20 years ago when I was starting my apprenticeship one of the senior apprentices was building one of these engines in his spare time. All of us apprentices were fascinated. He was going to sell me the book when he finished, but due to company cut backs I was transferred to another branch and lost touch with him.

I didn't even know the name or author of the book, and have been trying to find out even since. Fast forward 20 years and I stumbled across this wonderful site and found out the book was called Step by Step metalwork 3 by Kenneth Wells - so thank you to all on this site!

I even found a copy of the book for sale the next day - talk about the stars aligning!

So now I have the book and am collecting all of the materials. I was hoping to buy some castings if anyone knows of any for sale?


Sorry about the long winded post, just wanted to share my story and thank you all.


----------



## 4156df (May 22, 2010)

Hello and welcome. We'll be looking forward to following along with your build.
Dennis


----------



## Maryak (May 22, 2010)

Bert,

Welcome to our forum. wEc1

Best Regards
Bob


----------



## zeeprogrammer (May 23, 2010)

Welcome to the forum Bert.


----------



## SAM in LA (May 23, 2010)

Glad to know you Bert.

Sounds like you traveled a long path towards this Traction Engine.
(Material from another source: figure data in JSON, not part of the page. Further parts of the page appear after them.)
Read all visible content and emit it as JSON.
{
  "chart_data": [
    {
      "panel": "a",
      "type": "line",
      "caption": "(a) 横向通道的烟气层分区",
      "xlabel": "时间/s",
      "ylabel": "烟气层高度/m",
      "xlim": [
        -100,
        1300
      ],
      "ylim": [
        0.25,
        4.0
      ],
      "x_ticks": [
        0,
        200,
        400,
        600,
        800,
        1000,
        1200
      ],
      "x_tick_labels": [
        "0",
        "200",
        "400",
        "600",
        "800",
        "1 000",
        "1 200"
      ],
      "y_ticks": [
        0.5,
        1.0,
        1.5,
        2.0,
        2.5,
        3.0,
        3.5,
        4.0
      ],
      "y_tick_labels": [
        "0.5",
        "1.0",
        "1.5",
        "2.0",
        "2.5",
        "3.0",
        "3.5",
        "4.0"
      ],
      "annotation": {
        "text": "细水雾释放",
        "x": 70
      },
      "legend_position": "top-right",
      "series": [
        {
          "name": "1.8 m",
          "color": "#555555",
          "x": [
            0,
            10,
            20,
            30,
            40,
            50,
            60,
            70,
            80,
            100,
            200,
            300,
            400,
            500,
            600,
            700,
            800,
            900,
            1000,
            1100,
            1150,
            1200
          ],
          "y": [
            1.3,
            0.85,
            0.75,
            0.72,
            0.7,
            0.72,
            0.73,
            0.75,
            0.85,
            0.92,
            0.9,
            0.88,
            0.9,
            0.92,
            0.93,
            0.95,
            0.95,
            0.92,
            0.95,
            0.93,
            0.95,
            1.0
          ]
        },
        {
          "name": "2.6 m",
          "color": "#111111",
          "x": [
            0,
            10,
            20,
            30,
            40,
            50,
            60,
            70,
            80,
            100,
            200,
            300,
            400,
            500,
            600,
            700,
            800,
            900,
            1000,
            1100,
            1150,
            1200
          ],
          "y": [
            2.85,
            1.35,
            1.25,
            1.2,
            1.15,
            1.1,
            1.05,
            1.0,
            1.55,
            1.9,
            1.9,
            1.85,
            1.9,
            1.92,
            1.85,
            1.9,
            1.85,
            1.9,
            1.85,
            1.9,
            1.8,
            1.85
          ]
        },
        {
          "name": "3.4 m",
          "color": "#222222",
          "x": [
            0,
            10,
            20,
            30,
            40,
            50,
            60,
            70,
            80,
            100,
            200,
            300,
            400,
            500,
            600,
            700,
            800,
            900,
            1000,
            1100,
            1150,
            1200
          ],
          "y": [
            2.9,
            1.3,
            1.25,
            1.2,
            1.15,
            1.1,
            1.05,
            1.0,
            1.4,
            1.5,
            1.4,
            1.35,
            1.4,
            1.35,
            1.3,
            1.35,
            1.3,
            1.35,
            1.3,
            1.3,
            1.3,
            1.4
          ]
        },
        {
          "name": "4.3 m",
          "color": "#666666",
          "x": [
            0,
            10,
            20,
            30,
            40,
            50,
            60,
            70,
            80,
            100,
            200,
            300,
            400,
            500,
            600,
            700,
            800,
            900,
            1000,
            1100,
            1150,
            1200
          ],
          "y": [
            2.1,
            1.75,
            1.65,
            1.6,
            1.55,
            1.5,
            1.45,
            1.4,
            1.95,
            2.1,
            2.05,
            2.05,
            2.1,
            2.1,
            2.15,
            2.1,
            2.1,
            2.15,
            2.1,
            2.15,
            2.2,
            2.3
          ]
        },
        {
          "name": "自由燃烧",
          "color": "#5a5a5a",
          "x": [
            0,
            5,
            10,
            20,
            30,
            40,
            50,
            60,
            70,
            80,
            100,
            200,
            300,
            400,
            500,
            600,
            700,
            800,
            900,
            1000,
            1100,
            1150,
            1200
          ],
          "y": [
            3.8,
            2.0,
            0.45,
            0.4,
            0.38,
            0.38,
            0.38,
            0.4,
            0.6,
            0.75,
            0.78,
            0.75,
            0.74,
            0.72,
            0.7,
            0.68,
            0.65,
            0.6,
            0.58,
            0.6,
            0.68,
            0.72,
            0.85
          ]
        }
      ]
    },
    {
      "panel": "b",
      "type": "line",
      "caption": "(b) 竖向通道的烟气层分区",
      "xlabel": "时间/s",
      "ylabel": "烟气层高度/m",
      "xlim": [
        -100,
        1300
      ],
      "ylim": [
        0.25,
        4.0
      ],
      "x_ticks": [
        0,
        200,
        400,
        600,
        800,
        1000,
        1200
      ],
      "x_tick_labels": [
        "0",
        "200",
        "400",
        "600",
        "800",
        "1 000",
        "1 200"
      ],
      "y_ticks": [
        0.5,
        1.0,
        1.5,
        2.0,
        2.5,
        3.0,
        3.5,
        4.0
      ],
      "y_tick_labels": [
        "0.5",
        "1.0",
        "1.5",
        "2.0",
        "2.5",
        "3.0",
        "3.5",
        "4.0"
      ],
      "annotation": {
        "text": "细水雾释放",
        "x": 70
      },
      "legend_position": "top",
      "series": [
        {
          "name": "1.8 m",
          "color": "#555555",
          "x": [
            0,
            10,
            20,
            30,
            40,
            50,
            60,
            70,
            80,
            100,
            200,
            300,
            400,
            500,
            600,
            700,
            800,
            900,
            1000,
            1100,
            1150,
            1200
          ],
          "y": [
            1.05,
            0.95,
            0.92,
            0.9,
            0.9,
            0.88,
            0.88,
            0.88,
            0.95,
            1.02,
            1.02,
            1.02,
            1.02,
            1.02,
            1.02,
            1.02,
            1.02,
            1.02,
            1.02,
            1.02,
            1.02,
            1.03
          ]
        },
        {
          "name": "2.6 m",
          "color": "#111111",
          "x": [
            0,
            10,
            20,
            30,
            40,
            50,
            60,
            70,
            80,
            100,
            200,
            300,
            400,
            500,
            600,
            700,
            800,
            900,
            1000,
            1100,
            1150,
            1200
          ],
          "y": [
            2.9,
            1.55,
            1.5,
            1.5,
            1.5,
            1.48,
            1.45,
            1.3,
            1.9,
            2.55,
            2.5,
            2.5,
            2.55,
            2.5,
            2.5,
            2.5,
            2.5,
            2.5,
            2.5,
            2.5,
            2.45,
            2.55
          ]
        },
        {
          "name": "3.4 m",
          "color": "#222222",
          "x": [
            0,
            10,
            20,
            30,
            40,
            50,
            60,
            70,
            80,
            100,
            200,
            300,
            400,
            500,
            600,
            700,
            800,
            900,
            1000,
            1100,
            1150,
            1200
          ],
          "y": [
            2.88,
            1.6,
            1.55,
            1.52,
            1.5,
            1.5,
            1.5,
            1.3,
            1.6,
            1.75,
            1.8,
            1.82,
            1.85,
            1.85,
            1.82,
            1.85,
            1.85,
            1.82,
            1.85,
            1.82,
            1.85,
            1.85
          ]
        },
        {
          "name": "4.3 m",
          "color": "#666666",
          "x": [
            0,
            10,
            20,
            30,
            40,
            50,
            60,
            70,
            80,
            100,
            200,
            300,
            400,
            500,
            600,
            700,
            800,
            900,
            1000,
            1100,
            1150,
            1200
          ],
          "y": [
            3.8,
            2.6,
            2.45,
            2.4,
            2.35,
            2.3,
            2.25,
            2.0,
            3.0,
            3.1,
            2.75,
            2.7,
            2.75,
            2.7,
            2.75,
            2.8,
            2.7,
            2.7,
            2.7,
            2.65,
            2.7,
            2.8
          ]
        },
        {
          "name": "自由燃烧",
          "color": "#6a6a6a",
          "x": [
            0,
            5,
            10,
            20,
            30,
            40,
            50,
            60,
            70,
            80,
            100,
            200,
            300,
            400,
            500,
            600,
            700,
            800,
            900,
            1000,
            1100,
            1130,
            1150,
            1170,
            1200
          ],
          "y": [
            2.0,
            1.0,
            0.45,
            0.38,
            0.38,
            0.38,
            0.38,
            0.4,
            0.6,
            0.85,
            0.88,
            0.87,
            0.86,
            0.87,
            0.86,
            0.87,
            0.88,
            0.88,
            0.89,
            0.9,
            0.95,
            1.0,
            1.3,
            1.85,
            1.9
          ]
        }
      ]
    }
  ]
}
Please keep all of us informed of your progress with a lot of pictures.

SAM


----------



## hurricane bert (May 25, 2010)

Thanks Guys for your kind words, hope you don't mind me picking your brains along the way.


----------



## Jasonb (May 25, 2010)

There have been a few built by forum members, have a look at this thread and also some of the foundary section posts by xlchainsaw.

http://www.homemodelenginemachinist.com/index.php?topic=4737.msg48112#msg48112

Even if you can't get castings it woulod not be too hard to fabricate the bits or cut them from solid

Jason


----------



## tmuir (May 27, 2010)

I have the master pattern for the smokebox which I leant to xchainsaw and he made a copy of the pattern and has since cast a number of them. He has also now got patterns for the wheels.
If you give him a PM he may be able to hel you out.

Else watch ebay UK as the castings regulary surface there for them.
Thats how I got my pattern. I thought I was just buying a casting and was very surprised when a pattern turned up. 

Good luck with your build.


----------



## hurricane bert (Jun 4, 2010)

My plan is to build one for myself, making all the mistakes. By then my son will be old enough to build another one with me. I thought this would teach him some valuable skills and good father-son time. And he gets a engine to show off to his mates!

I have sent a message to xlchainsaw but no reply. Does anyone have his email that they can let him know he has a pm?

Thanks


----------



## tmuir (Jun 6, 2010)

I know another forum he is on.
I will send him a PM there with a link to this thread.
He was offline for a while as he was busy trying to finish a number of projects.


----------



## xlchainsaw (Jun 6, 2010)

thanks t muir for sending a pm... ive replied to the two pm sent. im sorry ive been away from here for a while . ive been busy building engines. i can indeed help out with the castings but overseas postage is quite high like $54 au to send a set to the uk.


----------